Question: Shops Ltd (Supercool) is a publicly listed property development and investment company that in purchasing large parcels of land on which they then develop and
Shops Ltd ("Supercool") is a publicly listed property development and investment company that in purchasing large parcels of land on which they then develop and operate shopping . The board of Supercool consists of one executive director, Derek Manning (who is also the Managing Director) and four non-executive directors, Bob Doggett, Marlene Manning (who is the chairperson), Tom Johnson and Bill Rogers. Of all the directors, only Derek and Marlene have any financial experience, the others being ex-builders. Jeff Finster is the CFO of the company and often attends board meetings to advise on the financial position and financial reports of the company. His team is also engaged in the valuation of new development opportunities that arise.

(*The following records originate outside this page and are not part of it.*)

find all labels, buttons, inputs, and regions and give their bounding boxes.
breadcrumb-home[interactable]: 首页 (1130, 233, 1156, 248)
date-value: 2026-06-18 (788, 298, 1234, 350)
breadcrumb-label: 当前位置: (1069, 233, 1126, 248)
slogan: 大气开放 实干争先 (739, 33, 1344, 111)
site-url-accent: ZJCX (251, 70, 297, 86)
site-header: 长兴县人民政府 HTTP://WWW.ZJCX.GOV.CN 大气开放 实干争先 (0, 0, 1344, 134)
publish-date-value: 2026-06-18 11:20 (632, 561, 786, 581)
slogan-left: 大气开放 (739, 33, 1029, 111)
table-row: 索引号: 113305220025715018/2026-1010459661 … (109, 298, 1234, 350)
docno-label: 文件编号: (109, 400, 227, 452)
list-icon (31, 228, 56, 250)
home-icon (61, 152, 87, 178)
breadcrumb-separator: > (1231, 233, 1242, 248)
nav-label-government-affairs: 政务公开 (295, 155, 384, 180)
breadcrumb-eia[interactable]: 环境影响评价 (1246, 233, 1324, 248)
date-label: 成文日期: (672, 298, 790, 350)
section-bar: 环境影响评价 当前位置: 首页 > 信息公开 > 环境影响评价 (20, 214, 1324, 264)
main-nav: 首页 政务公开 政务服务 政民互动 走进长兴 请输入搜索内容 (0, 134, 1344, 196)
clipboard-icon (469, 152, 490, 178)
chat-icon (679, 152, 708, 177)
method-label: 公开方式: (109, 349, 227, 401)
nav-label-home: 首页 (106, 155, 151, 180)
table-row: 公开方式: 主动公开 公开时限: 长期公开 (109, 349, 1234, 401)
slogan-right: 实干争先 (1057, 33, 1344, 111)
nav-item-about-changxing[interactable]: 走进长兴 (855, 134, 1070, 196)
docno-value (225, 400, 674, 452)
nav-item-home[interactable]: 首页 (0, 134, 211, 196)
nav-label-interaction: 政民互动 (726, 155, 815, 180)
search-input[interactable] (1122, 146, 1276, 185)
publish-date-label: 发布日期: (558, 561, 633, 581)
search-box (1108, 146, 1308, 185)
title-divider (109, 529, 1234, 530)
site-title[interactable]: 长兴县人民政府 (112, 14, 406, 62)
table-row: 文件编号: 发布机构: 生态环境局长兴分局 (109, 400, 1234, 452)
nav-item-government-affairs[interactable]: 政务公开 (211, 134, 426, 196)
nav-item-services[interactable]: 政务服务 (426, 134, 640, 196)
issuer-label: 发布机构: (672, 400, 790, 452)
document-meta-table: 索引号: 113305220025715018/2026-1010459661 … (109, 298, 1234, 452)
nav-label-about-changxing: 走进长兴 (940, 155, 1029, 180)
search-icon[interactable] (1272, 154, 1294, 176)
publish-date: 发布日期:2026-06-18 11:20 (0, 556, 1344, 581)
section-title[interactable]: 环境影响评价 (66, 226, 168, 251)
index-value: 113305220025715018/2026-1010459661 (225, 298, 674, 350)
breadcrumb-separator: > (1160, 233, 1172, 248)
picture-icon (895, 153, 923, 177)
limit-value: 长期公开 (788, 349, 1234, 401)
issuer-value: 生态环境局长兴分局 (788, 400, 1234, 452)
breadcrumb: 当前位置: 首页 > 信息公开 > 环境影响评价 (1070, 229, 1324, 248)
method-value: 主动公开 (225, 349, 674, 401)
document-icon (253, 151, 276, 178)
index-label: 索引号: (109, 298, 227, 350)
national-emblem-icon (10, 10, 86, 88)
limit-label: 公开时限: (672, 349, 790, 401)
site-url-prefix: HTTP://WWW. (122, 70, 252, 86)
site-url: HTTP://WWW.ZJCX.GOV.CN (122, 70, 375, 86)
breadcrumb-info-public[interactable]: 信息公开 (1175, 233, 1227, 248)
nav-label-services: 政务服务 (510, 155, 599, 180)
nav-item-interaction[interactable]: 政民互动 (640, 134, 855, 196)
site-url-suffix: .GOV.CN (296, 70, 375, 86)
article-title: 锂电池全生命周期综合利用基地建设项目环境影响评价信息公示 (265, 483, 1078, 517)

The investment model used by Supercool has been reliant and very high leverage ratios. However, in the post-GFC era this has meant that their banks have been less willing to provide long-term finance. In the next six months, they have a substantial portion of their finance on a number of properties falling due, and discussion of options for refinancing these amounts has been the topic of a number of board meetings.
Recently, an opportunity arose for Supercool to purchase a profitable shopping centre from Small Shops Pty Ltd, who are looking to get out of the shopping centre game and focus on their speciality, small suburban strip shops. Not having available funds or access to any bank funding, Derek proposed to the board that they purchase the shopping centre from Small Shops, issuing shares as consideration for the purchase. The board requested that Jeff's team prepare a report on the opportunity for consideration at the next board meeting.
Jeff's team is over-worked because of a loss of staff, but they prepare a report on the opportunity and the benefits of financing it through a share issue, though the report fails to note the fact that the existing rental income from the shopping centre is much lower than the industry average. At the next board meeting, Jeff presents his report. After reviewing the report at a very high level, the board approves the purchase relying on Derek's statement that 'given my many years of experience, the numbers on this purchase stack up and we should go for it.'
At the same meeting, Jeff presents the end of year financial reports for approval and release to the market. In the rush to value the shopping centre from Small Shops, Jeff had not adequately reviewed the financial reports and missed the fact that the short-term debt that was to fall due in the next six months had been classified as a long-term liability. In presenting the accounts to the board, Jeff made assurances that the reports had been adequately prepared and that they reflected the company's financial position. All the directors approve the reports for release to the market.
Advise as to whether:
(a) All the directors of Supercool have breached any of their statutory duties under the Corporations Act 2001 (Cth) in approving the end of year financial reports;
(b)The non-executive directors have breached any of their statutory duties under the Corporations Act 2001 (Cth) in relying on Jeff and Derek in relation to the purchase of the new shopping centre;
(c) Jeff, the CFO, has breached any of his statutory duties under the Corporations Act 2001 (Cth) in relation to his recommendation of the end of year financial reports for approval.
In your answer, consider any defences that may apply.